Siti Hanifah
(16.310.410.1151)
Psikologi Sosial
Psikologi Sosial
Banyak
orang diperkotaan yang hanya memaknai kesuksesan mereka dari jumlah materi dan
pemapilan luar saja. Banyak yang tidak menyadari bahwa kesuksesan material
justru biasanya merupakan kegagalan sosial, mental, dan spiritual. Karena statusnya
yang tinggi dia enggan mendekati tetangganya, saudaranya, yang tidak mampu, itu
merupakan kegagalan sosial. Karena dijauhi orang tersebut pada akhirnya akan
kesepian, dan tertekan karena tidak mampu mencurahkan segala isi hatinya dan
pengalaman-pengalamannya. Karena kesepiannya individu tersebut menyalahkan
tuhan, akhirnya menjadi lebih yakin akan pilihannya dalam mengejar materidan
gagal menjaga komitmen kemanusiaan, itu adalah kegagalan spiritual.
Erich
Fromm, tokoh psikologi perkembangan ini memaknai istilah kepribadian “Having
Oriented”untuk warga kota yang seperti ini, yaitu mereka yang memiliki gaya
hidup yang mengejar materi, tetapi tidak disertai dengan pemaknaan hidup yang
dalam yang biasanya dimiliki oleh orang-orang dengan kepribadian “being
oriented”. Ukuran kebahagiaan hidup mereka yang memiliki “having Oriented”

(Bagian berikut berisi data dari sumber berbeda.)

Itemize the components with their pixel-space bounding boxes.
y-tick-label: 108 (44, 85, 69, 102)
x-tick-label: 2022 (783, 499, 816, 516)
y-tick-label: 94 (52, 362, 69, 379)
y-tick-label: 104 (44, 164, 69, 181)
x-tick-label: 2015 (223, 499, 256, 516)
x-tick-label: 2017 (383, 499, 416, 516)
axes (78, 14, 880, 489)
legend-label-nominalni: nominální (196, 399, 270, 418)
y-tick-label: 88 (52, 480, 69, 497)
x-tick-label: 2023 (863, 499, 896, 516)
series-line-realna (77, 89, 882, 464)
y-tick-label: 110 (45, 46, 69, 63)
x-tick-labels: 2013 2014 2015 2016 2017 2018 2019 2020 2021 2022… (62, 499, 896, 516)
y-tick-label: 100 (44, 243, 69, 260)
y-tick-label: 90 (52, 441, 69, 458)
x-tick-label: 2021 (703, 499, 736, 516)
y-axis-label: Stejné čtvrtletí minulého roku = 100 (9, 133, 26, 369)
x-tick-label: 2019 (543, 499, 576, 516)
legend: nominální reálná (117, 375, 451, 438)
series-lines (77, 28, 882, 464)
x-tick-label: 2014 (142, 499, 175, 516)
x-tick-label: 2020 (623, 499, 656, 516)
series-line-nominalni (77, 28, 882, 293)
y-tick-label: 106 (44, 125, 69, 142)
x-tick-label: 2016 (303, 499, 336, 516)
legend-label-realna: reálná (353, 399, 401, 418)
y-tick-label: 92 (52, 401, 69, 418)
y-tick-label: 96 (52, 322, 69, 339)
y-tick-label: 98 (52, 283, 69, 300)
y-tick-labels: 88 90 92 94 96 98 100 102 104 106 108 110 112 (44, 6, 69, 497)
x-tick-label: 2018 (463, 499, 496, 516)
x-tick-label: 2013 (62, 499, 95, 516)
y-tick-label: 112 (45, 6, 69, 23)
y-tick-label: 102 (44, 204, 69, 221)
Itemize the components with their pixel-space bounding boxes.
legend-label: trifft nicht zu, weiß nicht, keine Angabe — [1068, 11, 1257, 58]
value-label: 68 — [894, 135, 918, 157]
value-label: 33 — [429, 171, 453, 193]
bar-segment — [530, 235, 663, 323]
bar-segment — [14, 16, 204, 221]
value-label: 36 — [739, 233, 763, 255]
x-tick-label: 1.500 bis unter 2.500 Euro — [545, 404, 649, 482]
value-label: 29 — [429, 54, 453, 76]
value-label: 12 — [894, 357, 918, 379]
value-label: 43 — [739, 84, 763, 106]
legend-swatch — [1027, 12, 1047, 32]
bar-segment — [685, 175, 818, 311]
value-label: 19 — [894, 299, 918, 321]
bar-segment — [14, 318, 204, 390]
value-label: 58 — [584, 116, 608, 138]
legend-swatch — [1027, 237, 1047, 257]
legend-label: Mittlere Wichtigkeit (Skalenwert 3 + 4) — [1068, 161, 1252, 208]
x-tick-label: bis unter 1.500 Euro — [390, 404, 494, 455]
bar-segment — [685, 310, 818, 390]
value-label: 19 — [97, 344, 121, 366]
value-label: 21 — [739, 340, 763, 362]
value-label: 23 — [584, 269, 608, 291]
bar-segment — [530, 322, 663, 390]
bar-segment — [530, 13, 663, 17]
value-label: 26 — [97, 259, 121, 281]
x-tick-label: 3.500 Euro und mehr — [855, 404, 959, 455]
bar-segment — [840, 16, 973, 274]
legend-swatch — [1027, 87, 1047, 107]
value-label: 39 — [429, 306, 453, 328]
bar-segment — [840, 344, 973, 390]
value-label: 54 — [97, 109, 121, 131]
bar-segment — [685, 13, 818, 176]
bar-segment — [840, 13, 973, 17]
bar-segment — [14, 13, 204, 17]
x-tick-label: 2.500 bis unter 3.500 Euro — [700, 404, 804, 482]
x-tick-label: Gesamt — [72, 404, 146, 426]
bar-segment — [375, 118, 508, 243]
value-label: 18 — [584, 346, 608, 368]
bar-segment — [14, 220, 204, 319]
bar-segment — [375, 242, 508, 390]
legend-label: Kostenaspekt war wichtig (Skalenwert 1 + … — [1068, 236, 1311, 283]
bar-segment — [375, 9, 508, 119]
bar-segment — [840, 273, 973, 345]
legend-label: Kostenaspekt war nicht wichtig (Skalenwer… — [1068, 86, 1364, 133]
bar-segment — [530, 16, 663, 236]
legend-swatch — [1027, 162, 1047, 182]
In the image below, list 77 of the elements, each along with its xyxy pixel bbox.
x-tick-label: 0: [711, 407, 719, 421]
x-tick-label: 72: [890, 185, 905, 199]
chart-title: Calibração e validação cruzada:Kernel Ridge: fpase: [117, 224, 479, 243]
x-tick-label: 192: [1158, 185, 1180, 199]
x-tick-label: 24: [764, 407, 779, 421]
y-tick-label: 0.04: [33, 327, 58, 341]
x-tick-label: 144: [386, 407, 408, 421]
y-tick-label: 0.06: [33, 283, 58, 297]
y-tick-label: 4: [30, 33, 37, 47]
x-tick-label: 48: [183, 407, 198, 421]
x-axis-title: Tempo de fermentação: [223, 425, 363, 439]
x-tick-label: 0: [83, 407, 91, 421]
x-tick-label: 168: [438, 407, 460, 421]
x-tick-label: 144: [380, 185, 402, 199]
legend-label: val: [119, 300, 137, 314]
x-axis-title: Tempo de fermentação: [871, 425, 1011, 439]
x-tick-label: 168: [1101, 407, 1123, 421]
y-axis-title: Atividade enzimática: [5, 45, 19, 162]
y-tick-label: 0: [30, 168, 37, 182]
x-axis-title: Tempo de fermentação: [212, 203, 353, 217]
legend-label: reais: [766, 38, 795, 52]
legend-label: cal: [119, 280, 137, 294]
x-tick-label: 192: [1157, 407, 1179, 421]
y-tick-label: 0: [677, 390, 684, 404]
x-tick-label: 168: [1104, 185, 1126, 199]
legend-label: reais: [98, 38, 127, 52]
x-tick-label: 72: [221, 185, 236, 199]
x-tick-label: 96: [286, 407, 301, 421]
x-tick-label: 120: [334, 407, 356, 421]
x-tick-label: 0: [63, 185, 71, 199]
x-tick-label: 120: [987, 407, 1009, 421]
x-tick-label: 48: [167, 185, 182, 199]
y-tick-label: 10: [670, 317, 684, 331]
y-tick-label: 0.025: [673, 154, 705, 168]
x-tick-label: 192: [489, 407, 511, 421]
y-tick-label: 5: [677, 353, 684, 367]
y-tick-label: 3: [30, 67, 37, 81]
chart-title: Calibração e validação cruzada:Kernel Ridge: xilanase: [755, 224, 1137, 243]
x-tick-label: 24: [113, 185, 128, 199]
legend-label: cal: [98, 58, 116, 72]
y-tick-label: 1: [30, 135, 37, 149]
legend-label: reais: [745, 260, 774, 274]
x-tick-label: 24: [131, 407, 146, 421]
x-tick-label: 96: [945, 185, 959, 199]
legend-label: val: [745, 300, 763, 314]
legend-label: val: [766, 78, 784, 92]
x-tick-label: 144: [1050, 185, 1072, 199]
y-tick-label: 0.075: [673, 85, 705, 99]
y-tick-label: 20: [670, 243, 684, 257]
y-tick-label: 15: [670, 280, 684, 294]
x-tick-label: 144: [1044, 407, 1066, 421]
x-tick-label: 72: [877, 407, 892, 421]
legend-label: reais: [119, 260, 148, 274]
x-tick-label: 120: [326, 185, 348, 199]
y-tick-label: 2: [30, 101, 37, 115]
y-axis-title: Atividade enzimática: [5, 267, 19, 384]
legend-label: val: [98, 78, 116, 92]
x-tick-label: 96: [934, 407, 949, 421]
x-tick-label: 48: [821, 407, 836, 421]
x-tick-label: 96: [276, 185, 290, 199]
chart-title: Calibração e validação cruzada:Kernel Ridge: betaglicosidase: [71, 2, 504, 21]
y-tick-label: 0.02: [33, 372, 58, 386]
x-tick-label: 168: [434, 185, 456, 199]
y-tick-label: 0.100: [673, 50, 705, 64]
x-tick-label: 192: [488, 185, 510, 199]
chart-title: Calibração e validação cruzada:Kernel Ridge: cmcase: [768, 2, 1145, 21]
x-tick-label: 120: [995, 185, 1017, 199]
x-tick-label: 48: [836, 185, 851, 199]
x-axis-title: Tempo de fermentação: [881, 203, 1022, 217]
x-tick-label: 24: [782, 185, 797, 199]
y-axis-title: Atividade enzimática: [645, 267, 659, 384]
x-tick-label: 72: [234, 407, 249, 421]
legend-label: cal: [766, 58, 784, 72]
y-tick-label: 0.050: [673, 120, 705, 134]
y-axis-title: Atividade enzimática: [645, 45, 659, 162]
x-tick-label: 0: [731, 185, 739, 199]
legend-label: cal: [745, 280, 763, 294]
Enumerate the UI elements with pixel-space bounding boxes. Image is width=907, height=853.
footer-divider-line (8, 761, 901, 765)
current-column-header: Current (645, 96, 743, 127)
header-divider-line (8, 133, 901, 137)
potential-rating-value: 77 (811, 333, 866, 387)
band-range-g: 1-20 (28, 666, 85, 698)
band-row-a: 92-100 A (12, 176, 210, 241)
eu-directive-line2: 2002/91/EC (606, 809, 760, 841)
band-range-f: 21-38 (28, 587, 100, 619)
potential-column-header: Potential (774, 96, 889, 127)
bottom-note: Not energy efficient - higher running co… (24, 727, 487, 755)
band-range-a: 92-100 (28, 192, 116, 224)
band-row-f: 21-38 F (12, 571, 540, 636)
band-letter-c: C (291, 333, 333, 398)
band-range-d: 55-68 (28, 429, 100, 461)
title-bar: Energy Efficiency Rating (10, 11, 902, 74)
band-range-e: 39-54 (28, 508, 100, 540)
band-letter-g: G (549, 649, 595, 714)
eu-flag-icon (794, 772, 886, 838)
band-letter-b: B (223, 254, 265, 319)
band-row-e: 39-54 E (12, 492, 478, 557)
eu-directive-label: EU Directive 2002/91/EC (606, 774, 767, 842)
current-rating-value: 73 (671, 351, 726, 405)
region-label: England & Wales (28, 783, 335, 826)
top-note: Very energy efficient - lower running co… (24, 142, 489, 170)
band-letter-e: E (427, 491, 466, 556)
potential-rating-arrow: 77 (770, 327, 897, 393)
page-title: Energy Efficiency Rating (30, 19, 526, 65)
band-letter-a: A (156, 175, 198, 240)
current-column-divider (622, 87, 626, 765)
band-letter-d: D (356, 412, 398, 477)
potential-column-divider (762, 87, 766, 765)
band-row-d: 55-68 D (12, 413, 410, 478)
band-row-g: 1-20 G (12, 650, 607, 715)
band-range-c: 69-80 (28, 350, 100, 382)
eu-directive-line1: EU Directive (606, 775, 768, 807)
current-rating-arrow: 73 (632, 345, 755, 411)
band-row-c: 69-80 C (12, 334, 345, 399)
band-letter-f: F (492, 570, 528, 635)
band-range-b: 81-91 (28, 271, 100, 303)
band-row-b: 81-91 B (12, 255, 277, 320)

Hanya sebatas kebahagiaan material yang mengesampingkan kebahagiaan social dan
kebahagiaan spiritual. Hal ini pun semakin akut dengan padatnya kota dengan
perumahan dan gedung-gdung bertingkat yang warganya berlomba-lomba mengejar
materi sehingga menghalalkan segala cara walaupun harus mengorbankan tubuh,
moral dan imannya. Sikut kanan, sikut kiri, injak bawah, injak atasan, nyatut
di depan, korup dibelakang menjadi hal yang lazim terjadi diwarga kota.
Mal
menjadi sebuah pelarian bagi warga kota dan merupakan sebuah epitemologi baru
dimana hubungan anatara imajinasi dan realitas menjadi bias sehingga akhirnya
warga kota tidak bisa lagi membedakan mana kenyataan dan berbagai hal yang semu
adana.
Lebih
jauh lagi warga kota mnderita deindividuasi, suatu kodisi psikologis di mana
terjadi penurunan keasadaran diri hingga individu akan melakukan segala hal
yang tidak akan dilakukannya jika sendiri. Contonya saja Diskon, cuci
gudang,dan obral. Hal tersebut telah mengkondisikan warga kota yang berada
dalam keramaian mal untuk berbondong-bondongmembeli semuanya tanpa pikir
panjang. Manjemen diskon kemudaian akan memelihara kondisi psikologis massa ini
secara terus menerus sehingga memprogram pikiran warga. Seperti anjing Pavlov,
warga kota akan langsung “ngiler” ketika diskon datang. Mereka tidak lagi sadar
jika dicuci otaknya, sehingga kehilangan kesadaran dan kontrol diri. Pembunuhan
karakter missal telah terjadi di mal dan warga kota kota bahkan tak
menyadarinya.
Kita
lahir disebuah negara yang sangat kaya dengan budaya adi luhungnya, namun
sayang kita menjadi individu yang tidak lagi bangga akan hal tersebut namun
malah mengadopsi berbagai budaya yang datang dari negri asing yang justru telah
menghilangkan jati diri dan karakter
kita yang sebenarnya. Untuk itu sebagai warga Indonesia dan pemuda pemudi Indonesia, ayo bangga dengan budaya kita budaya Indonesia.Referensi :
Halim, Deddy Kurniawan. (2008). Psikologi lingkungan perkotaan. Jakarta: Sinar Grafika Offset.